Optimize aggregate/clicks cron with batching logic #3148

steven-tey · 2025-11-24T05:28:35Z

Summary by CodeRabbit

Refactor
- Overhauled click aggregation to use batched processing, improved request verification, analytics timing, and more robust commission computation and batch-chaining for scalable, reliable cron runs.
Chores
- Added an administrative script to identify partners with recent country changes and export a CSV summary for reporting.

_{✏️ Tip: You can customize this high-level summary in your review settings.}

vercel · 2025-11-24T05:28:39Z

The latest updates on your projects. Learn more about Vercel for GitHub.

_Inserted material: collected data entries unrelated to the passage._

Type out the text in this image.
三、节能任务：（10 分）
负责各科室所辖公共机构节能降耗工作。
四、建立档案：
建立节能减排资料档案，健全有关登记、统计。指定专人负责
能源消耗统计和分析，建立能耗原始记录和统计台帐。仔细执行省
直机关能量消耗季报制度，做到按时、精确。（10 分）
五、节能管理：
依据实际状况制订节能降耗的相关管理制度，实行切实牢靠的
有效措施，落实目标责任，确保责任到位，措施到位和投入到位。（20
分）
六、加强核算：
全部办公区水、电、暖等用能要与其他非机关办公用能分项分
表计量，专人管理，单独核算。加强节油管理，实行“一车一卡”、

Project	Deployment	Preview	Updated (UTC)
dub	Ready	Preview	Nov 24, 2025 5:55am

coderabbitai · 2025-11-24T05:28:50Z

Warning

Rate limit exceeded

@steven-tey has exceeded the limit for the number of commits or files that can be reviewed per hour. Please wait 9 minutes and 23 seconds before requesting another review.

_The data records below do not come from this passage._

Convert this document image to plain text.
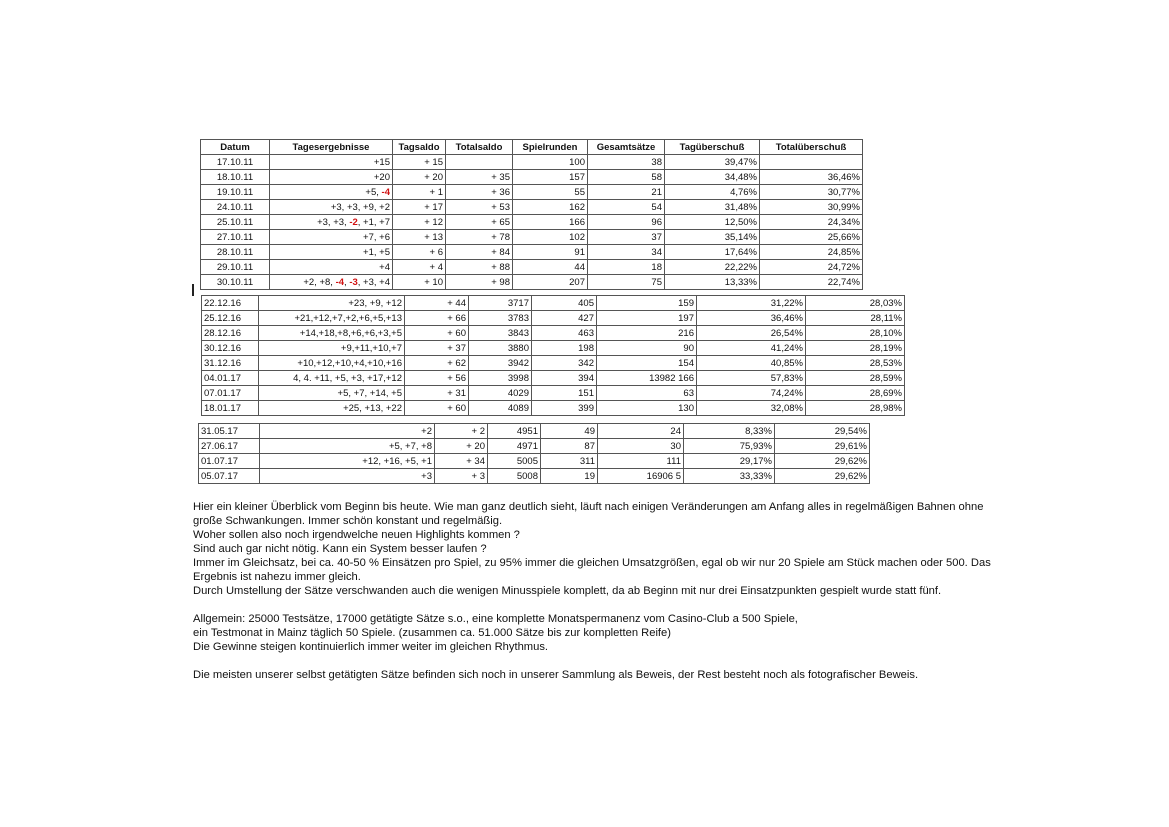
Datum	Tagesergebnisse	Tagsaldo	Totalsaldo	Spielrunden	Gesamtsätze	Tagüberschuß	Totalüberschuß
17.10.11	+15	+ 15		100	38	39,47%	
18.10.11	+20	+ 20	+ 35	157	58	34,48%	36,46%
19.10.11	+5, -4	+ 1	+ 36	55	21	4,76%	30,77%
24.10.11	+3, +3, +9, +2	+ 17	+ 53	162	54	31,48%	30,99%
25.10.11	+3, +3, -2, +1, +7	+ 12	+ 65	166	96	12,50%	24,34%
27.10.11	+7, +6	+ 13	+ 78	102	37	35,14%	25,66%
28.10.11	+1, +5	+ 6	+ 84	91	34	17,64%	24,85%
29.10.11	+4	+ 4	+ 88	44	18	22,22%	24,72%
30.10.11	+2, +8, -4, -3, +3, +4	+ 10	+ 98	207	75	13,33%	22,74%
22.12.16	+23, +9, +12	+ 44	3717	405	159	31,22%	28,03%
25.12.16	+21,+12,+7,+2,+6,+5,+13	+ 66	3783	427	197	36,46%	28,11%
28.12.16	+14,+18,+8,+6,+6,+3,+5	+ 60	3843	463	216	26,54%	28,10%
30.12.16	+9,+11,+10,+7	+ 37	3880	198	90	41,24%	28,19%
31.12.16	+10,+12,+10,+4,+10,+16	+ 62	3942	342	154	40,85%	28,53%
04.01.17	4, 4. +11, +5, +3, +17,+12	+ 56	3998	394	13982 166	57,83%	28,59%
07.01.17	+5, +7, +14, +5	+ 31	4029	151	63	74,24%	28,69%
18.01.17	+25, +13, +22	+ 60	4089	399	130	32,08%	28,98%
31.05.17	+2	+ 2	4951	49	24	8,33%	29,54%
27.06.17	+5, +7, +8	+ 20	4971	87	30	75,93%	29,61%
01.07.17	+12, +16, +5, +1	+ 34	5005	311	111	29,17%	29,62%
05.07.17	+3	+ 3	5008	19	16906 5	33,33%	29,62%

Hier ein kleiner Überblick vom Beginn bis heute. Wie man ganz deutlich sieht, läuft nach einigen Veränderungen am Anfang alles in regelmäßigen Bahnen ohne große Schwankungen. Immer schön konstant und regelmäßig.

Woher sollen also noch irgendwelche neuen Highlights kommen ?

Sind auch gar nicht nötig. Kann ein System besser laufen ?

Immer im Gleichsatz, bei ca. 40-50 % Einsätzen pro Spiel, zu 95% immer die gleichen Umsatzgrößen, egal ob wir nur 20 Spiele am Stück machen oder 500. Das Ergebnis ist nahezu immer gleich.

Durch Umstellung der Sätze verschwanden auch die wenigen Minusspiele komplett, da ab Beginn mit nur drei Einsatzpunkten gespielt wurde statt fünf.

Allgemein: 25000 Testsätze, 17000 getätigte Sätze s.o., eine komplette Monatspermanenz vom Casino-Club a 500 Spiele,

ein Testmonat in Mainz täglich 50 Spiele. (zusammen ca. 51.000 Sätze bis zur kompletten Reife)

Die Gewinne steigen kontinuierlich immer weiter im gleichen Rhythmus.

Die meisten unserer selbst getätigten Sätze befinden sich noch in unserer Sammlung als Beweis, der Rest besteht noch als fotografischer Beweis.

⌛ How to resolve this issue?

After the wait time has elapsed, a review can be triggered using the @coderabbitai review command as a PR comment. Alternatively, push new commits to this PR.

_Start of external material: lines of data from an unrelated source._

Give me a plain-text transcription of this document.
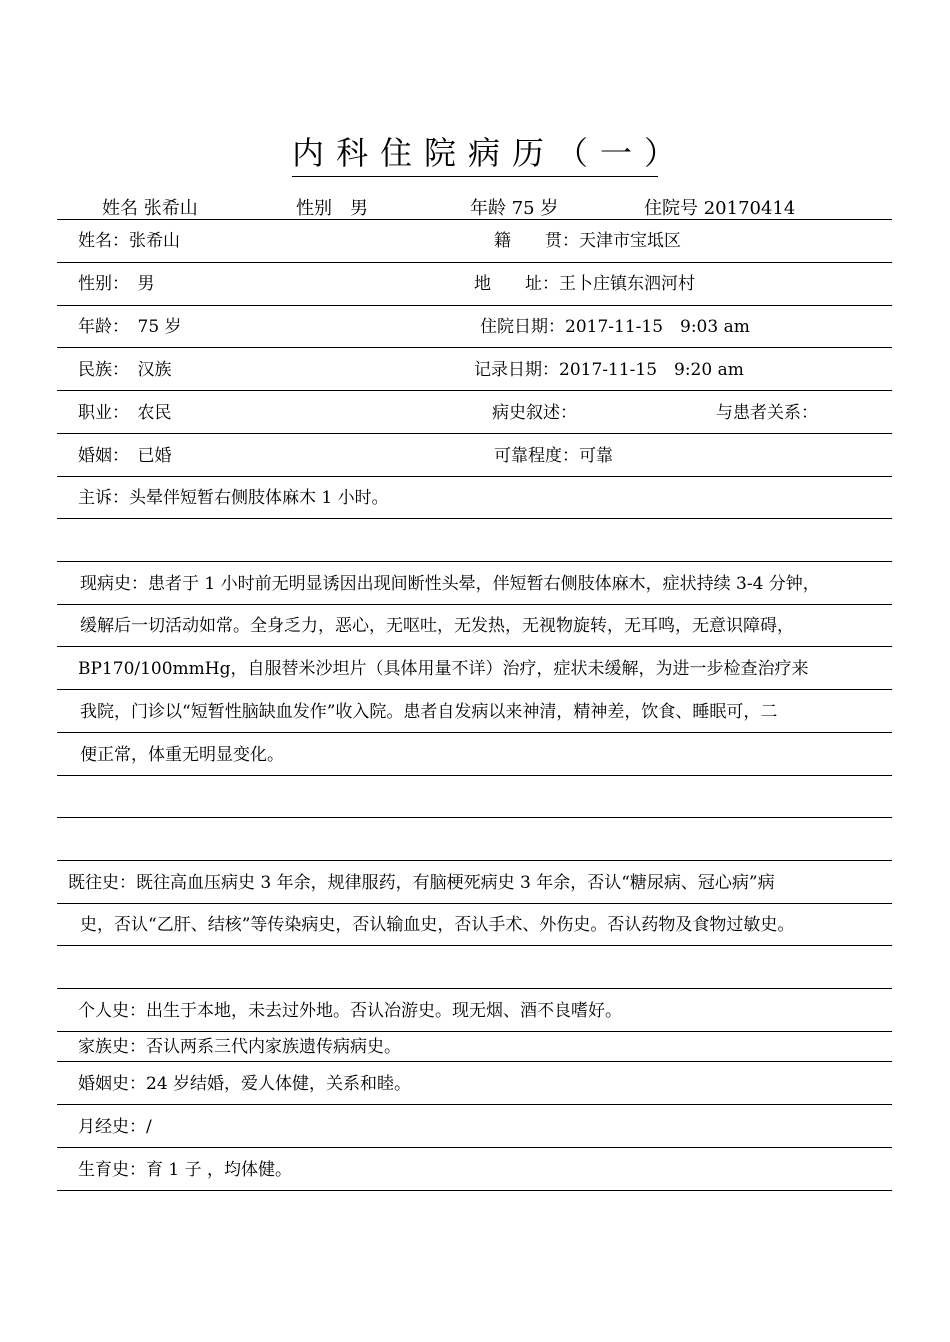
内科住院病历（一）
姓名 张希山	性别　男	年龄 75 岁	住院号 20170414
姓名：张希山	籍　　贯：天津市宝坻区
性别：　男	地　　址：王卜庄镇东泗河村
年龄：　75 岁	住院日期：2017-11-15　9:03 am
民族：　汉族	记录日期：2017-11-15　9:20 am
职业：　农民	病史叙述：	与患者关系：
婚姻：　已婚	可靠程度：可靠
主诉：头晕伴短暂右侧肢体麻木 1 小时。
现病史：患者于 1 小时前无明显诱因出现间断性头晕，伴短暂右侧肢体麻木，症状持续 3-4 分钟，
缓解后一切活动如常。全身乏力，恶心，无呕吐，无发热，无视物旋转，无耳鸣，无意识障碍，
BP170/100mmHg，自服替米沙坦片（具体用量不详）治疗，症状未缓解，为进一步检查治疗来
我院，门诊以“短暂性脑缺血发作”收入院。患者自发病以来神清，精神差，饮食、睡眠可，二
便正常，体重无明显变化。
既往史：既往高血压病史 3 年余，规律服药，有脑梗死病史 3 年余，否认“糖尿病、冠心病”病
史，否认“乙肝、结核”等传染病史，否认输血史，否认手术、外伤史。否认药物及食物过敏史。
个人史：出生于本地，未去过外地。否认冶游史。现无烟、酒不良嗜好。
家族史：否认两系三代内家族遗传病病史。
婚姻史：24 岁结婚，爱人体健，关系和睦。
月经史：/
生育史：育 1 子 ，均体健。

We recommend that you space out your commits to avoid hitting the rate limit.

🚦 How do rate limits work?

CodeRabbit enforces hourly rate limits for each developer per organization.

Our paid plans have higher rate limits than the trial, open-source and free plans. In all cases, we re-allow further reviews after a brief timeout.

Please see our FAQ for further information.

📥 Commits

Reviewing files that changed from the base of the PR and between 0d280ee and 69ead51.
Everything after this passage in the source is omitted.